The idea to create the Kunming Environmental Court was originally proposed in September 2008 as news of heavy arsenic contamination in Yangzonghai (阳宗海) was breaking. The court is now subsidiary to the Kunming Intermediate People's Court.
At the time of the Yangzonghai scandal, legal experts bemoaned the fact that Yunnan had no institutional body to deal with crimes against the environment. The China Environmental Law Blog characterized the Yangzonghai case as symptomatic of an enforcement problem:
...this wasn't a case of turning a blind eye to polluters, it was a failure of the regulatory system to provide sufficient disincentives to pollution. In other words, the lake is polluted with arsenic because even maximum penalty amounts are so "trivial" that it makes economic sense to "pay to pollute."

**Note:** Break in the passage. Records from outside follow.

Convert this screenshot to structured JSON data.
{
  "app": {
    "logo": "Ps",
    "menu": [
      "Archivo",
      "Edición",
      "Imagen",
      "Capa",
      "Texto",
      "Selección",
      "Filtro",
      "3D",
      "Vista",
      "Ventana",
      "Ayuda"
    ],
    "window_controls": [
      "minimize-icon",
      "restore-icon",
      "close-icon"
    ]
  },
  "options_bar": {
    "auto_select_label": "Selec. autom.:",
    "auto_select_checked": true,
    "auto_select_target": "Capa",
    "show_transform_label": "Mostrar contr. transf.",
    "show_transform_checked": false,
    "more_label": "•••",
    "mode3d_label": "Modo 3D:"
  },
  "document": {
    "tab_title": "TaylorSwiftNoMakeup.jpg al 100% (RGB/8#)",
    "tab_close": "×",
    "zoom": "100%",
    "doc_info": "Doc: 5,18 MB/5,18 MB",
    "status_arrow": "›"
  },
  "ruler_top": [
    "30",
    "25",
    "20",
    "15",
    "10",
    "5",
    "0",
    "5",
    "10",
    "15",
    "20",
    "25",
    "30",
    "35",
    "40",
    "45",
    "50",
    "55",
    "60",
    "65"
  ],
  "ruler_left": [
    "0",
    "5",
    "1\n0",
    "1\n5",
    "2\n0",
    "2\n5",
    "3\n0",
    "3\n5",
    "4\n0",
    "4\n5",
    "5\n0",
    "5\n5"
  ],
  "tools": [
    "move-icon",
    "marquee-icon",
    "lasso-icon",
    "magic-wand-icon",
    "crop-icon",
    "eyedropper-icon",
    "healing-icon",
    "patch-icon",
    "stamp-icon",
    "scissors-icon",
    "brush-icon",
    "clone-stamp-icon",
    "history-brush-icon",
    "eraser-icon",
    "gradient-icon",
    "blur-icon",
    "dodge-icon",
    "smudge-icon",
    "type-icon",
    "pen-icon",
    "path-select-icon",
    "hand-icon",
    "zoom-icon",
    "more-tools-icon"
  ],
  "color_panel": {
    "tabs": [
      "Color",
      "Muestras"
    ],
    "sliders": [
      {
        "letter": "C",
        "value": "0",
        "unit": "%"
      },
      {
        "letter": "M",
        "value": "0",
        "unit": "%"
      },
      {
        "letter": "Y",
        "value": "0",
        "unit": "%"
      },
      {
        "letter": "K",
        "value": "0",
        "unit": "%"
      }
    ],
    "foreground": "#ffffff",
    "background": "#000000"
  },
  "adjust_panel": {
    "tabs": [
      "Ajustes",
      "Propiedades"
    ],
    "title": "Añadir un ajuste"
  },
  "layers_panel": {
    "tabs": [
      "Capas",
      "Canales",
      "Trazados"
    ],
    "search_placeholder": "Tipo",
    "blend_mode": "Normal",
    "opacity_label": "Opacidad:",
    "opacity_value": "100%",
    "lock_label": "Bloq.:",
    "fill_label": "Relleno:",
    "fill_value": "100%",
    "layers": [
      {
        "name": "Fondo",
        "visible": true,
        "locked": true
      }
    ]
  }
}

That analysis is echoed by Wang Xianghong (王向红), presiding judge of the Kunming Environmental Court. Wang told City Times that before her court was established, fines for companies found guilty of contaminating were lower than the cost of ending the pollution. Her court is trying to change that and has handed down substantial fines in its rulings, the largest of which was a 4.17 million yuan (US$684,000) verdict in a Songming water pollution ruling.

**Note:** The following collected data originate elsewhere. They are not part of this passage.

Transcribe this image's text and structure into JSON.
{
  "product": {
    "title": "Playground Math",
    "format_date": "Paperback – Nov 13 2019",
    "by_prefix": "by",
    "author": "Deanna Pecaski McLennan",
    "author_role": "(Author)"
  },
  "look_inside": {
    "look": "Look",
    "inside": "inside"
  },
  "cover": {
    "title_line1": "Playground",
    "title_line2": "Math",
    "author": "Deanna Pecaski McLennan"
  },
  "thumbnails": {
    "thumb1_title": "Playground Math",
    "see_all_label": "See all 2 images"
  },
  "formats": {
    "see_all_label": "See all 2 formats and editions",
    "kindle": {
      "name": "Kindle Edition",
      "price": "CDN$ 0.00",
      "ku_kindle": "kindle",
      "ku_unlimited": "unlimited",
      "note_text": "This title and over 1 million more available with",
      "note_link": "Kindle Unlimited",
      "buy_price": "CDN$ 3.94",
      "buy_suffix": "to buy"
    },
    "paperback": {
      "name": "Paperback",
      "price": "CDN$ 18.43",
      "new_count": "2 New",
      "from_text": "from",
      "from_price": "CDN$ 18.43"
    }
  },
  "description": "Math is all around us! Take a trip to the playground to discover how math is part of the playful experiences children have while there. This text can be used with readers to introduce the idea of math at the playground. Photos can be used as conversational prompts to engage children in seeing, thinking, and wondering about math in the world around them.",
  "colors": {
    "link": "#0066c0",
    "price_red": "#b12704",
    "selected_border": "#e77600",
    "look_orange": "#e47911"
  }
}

With a full-time staff of only six people, the court has accepted and presided over 106 cases throughout its relatively short history. It is also tasked with monitoring the rulings of five lower environmental courts, which have heard an additional 330 lawsuits.
The tribunal is currently hearing testimony regarding the Dongchuan 'milk river'. Eight mining executives stand accused of intentionally dumping tailings into the Xiaojiang River in northeastern Yunnan, which caused the water to run white.
Highlighting the limitations of the court, judge Wang was dispatched to personally collect water samples from the river for evidence. She said activities such as this are fairly common as locals in polluted areas often lack the money or technical knowledge to collect and test specimens that can be presented as evidence.
Even when evidence has been gathered, it is the Kunming government, not the individuals who have been affected, that files a lawsuit. Most people in Kunming — 70 percent according to a local survey — are unaware that the Environmental Court even exists. Wang was quoted as saying that in her five years as head of the court no community has come forward to bring a lawsuit.
Wang believes this situation is due to a lack of exposure for the court as well as people's reluctance to take on wealthy companies. However, she is optimistic that over time Kunming residents will use the court as a tool to fight pollution: "More organizations and people should be involved to broaden the scale for public-interest litigation. That's the way to encourage people to use judicial channels."